2020 a record year for cyber, thanks to Covid
The unprecedented acceleration of digital transformation during the Covid-19 pandemic saw £821m of investment pumped into the UK’s cyber security sector – more than double the amount raised in 2019 – according to the Department for Digital, Culture, Media and Sport’s (DCMS’s) annual Cyber sector report, which has just been published.
The UK’s cyber sector saw growth across the board, with an estimated 3,800 new “recruits” taking the number employed in the industry to 46,683, up 9%, and a 21% increase in the number of security firms operating, to 1,483, which made £8.9bn in sales, up 7%, and contributed £4bn to the economy, up 6%.
The study is part of an ongoing series that DCMS has been producing since 2018, tracking the security industry across several indicators. For this instalment, the data relates to the period from April 2019 to December 2020 – including economic and financial stats covering April 2019 to March 2020 (the 2019/20 financial year), survey data gathered from May to July 2020, and modelling conducted from August to October. The investment data analysis was conducted in January 2021 and covers the calendar year 2020.
Digital minister Matt Warman commented: “The need for cutting-edge cyber security has never been greater and this resilient sector is growing, diversifying and solidifying its status as a jewel in the UK’s tech crown.
“With more than 3,800 new jobs created, firms – large and small – are doing vital work keeping people and businesses secure online, so we can build back safer from the pandemic. I am committed to supporting the industry to reach new heights, create more jobs and lead new innovations in this field.”
The most active segments in the UK’s security sector include professional services, threat intelligence, monitoring, detection and analysis. There is also ongoing growth in the areas of industrial control systems (ICS) and internet of things (IoT) security.
For the first time, the study also found that more than half of cyber security firms are now found outside London and the South-East, with clusters flourishing in Scotland, Northern Ireland and North-West England.
DCMS said that with Covid-19 forcing businesses and social activity online, cyber firms had also stepped up to support the NHS through the pandemic with vital technical support – often delivered on a pro-bono basis – to protect it from malicious actors. Nine in 10 UK security companies said Covid-19 had impacted their businesses, but despite this, most were able to adjust and innovate their way around the problem.
Quorum Cyber, an Edinburgh-based managed security services provider (MSSP) and Microsoft specialist, was among those businesses, helping to strengthen cyber defences at NHS organisations and local councils during the pandemic.
The firm’s MD, Federico Charosky, said: “Quorum Cyber has been incredibly lucky to be in a position to help, both directly and indirectly. Whether it was through providing cyber security services to the public and private sector, including delivering security operation centre and incident response capabilities to local authorities and the NHS, or by hiring well over 25 people since the beginning of lockdown, including taking three graduate apprentices, Quorum Cyber continues to pursue our mission: we want to help good people win.”
SureCert, a recruitment technology firm that specialises in digital background checks, also played a role in helping deploy hundreds of new Covid-19 volunteers after winning an NHSX contest in May 2020.

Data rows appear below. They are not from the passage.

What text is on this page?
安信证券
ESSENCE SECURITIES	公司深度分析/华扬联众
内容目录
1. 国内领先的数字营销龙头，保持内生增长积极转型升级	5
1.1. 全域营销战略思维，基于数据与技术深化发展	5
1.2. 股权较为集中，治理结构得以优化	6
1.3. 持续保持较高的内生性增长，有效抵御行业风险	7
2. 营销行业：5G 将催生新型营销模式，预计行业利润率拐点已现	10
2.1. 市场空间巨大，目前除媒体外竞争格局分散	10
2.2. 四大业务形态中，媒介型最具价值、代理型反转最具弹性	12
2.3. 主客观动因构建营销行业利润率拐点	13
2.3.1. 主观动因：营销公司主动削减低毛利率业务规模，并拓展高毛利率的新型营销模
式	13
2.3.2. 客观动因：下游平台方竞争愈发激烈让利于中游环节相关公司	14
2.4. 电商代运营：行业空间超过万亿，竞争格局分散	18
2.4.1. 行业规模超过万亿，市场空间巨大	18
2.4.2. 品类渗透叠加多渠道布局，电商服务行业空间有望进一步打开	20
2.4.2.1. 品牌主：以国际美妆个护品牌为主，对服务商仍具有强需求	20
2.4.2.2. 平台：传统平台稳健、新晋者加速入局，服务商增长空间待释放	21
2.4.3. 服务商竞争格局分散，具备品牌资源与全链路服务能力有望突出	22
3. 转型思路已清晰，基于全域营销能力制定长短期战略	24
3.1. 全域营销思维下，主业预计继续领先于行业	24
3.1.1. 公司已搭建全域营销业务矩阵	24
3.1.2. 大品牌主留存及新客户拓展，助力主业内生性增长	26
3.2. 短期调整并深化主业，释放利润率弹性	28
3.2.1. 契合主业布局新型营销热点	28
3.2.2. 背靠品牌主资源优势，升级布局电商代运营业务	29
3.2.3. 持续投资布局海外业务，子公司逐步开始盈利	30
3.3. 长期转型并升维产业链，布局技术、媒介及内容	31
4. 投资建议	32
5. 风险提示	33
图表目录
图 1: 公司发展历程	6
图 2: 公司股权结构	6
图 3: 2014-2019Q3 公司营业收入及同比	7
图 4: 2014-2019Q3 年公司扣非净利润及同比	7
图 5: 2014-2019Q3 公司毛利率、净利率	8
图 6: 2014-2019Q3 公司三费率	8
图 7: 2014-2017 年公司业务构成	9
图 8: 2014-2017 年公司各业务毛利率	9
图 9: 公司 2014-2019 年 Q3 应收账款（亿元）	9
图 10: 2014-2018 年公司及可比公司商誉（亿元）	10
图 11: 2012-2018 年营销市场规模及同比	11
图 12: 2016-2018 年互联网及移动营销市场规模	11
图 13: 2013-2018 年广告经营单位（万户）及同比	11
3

“This competition provided funding for solutions that could find, background-check and deploy hundreds of volunteers to support vulnerable people in communities across Scotland and Northern Ireland,” said company founder and CEO Ian Savage. “SureCert focused on processing identity, reference and criminal record checks for volunteers, maximising trust during the pandemic.”
Although the cyber sector has come through the pandemic quite well, all things considered, the government said the government still recognised the importance of ensuring that small and medium-sized scaleups were supported to continue this growth – this in the light of much of last year’s security investment being dominated by large funding rounds, leaving many smaller firms facing an impending financial crunch.
It said a £1.25bn support package, and accelerator programmes such as those run by the London Office for Rapid Cyber security Advancement and the National Cyber Security Centre were going some way to filling the gap, while the DCMS-backed CyberASAP programme was supporting the commercialisation of security research coming out of UK universities.
TechUK CEO Julian David said: “Reliable cyber security is essential for all organisations as they accelerate digital transformation in the wake of ongoing Covid-19 disruption and the UK industry is responding to that need. This research shows a sector going from strength to strength, with increasing investment in our growing cyber ecosystem and, perhaps most significantly, uptake of the technologies and services keeping UK citizens and businesses safe.
“One key finding is that 54% of cyber companies are now based outside London and the South-East, an encouraging change that will improve cyber resilience across all the nations and regions of the UK, as well as sharing the economic prosperity offered by this fast-growing sector. This regional development is one area that TechUK will continue to actively partner with DCMS, through initiatives like Cyber Exchange, as government and industry continue to strengthen the UK’s position as a leading cyber nation.”